Despite so much upside, SMEs remain in a funding challenge, especially in developing countries. The International Finance Corporation reports that around two-thirds of SMEs in poor countries cannot borrow as much as they would like, compared with a sixth in the rich world. The credit gap in developing countries was about $1 trillion in 20111, while the credit gap for microenterprise was estimated at more than $300 billion.

Who is best to bridge that gap in lending? We argue that it is local banks. They know best when it comes to how local businesses work and spend a lifetime doing it. Our just-published Institutional Position to the G20 offers solutions to help narrow the gap.

To the man on the street, they have little connection with the G20. They are, however, increasingly perceiving globalization as a threat.

Proportionality and Financial Market Stability
Financial market stability is another pressing issue. Bank lending remains the primary source of SMEs finance, but a wave of new regulations proposed under Basel III have not helped our cause. Hastily prepared during the crisis, they lacked the right balance between mitigating risk and fostering growth.

The post-crisis rulebook needs a second look. Policymakers have to check them for balance and whether they are proportionate. For new banking rules, they must be pre-tested via detailed impact assessments that take into account the impact on smaller and less complex banks as well as the interactions between different rules. A pause is also needed on banking regulatory reforms at international level to focus more on unleashing more economic growth.

Most agree that global fora like G20 are crucial to consistent global guidelines. But those guidelines have to be set while avoiding the pitfall of one-size-fits-all. Regional and national level tweaks to rules will have to be made. Relatedly, there is real need as well for the principle of proportionality and should be weaved into all aspects of regulation.

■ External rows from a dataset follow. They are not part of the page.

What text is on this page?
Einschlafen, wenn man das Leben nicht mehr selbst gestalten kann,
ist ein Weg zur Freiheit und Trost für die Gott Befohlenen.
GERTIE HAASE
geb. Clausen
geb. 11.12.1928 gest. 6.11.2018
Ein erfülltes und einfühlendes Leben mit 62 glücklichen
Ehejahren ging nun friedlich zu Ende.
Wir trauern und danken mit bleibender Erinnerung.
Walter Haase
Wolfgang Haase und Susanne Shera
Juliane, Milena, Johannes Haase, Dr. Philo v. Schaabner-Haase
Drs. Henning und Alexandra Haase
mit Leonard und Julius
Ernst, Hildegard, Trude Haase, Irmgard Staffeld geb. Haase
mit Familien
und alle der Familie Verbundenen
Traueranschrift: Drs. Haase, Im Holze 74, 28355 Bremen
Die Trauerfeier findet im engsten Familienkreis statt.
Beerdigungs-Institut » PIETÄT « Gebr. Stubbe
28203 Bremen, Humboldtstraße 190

Infrastructure Finance and SMEs Finance
Like the G20, addressing infrastructure project finance is high on our policy radar as well. We acknowledge that projects to build roads, bridges and schools can no longer be financed through bank loans alone. New rules and the economic climate have shown that there is an urgent need to look beyond the traditional bank-based model. Our policy idea is straightforward: partnerships between banks and institutional investors should be incentivised to benefit from the know-how of banks and the investment capacity of institutional investors.

On diverse non-traditional bank financing instruments and channels, we see the vast majority of SMES – normally the start-ups and smaller sized firms – sticking to their bank for financing. Alternative sources of finance such as capital market instruments in a broad sense may be useful for some SMEs in some stages of their life cycle, but should come as a complement to bank lending.

Green, sustainable finance activities is also important, especially when it comes to new products that promote areas like energy efficiency.

Thriving Locally
Globalization has proven to make the world more prosperous and move society forward, but some still feel left out. Locally focused banks can help bring those people in and more fully participate in the local economy. They can do both better with the right rules framework. But if that framework is missing, expect people to push back even more against a globalised world.

Chris De Noose is Managing Director of the World Savings and Retail Banking Institute and the European Savings and Retail Banking Group. A member of the European Banking Industry Committee, European Payments Council and The Business and Industry Advisory Committee to OECD (BIAC), he serves on the boards of the Hochschule der Sparkassen-Finanzgruppe and Child and Youth Finance International. Secretary General of the Mediterranean Confederation, he is also Executive Committee Chairman of WSBI Advisory Services.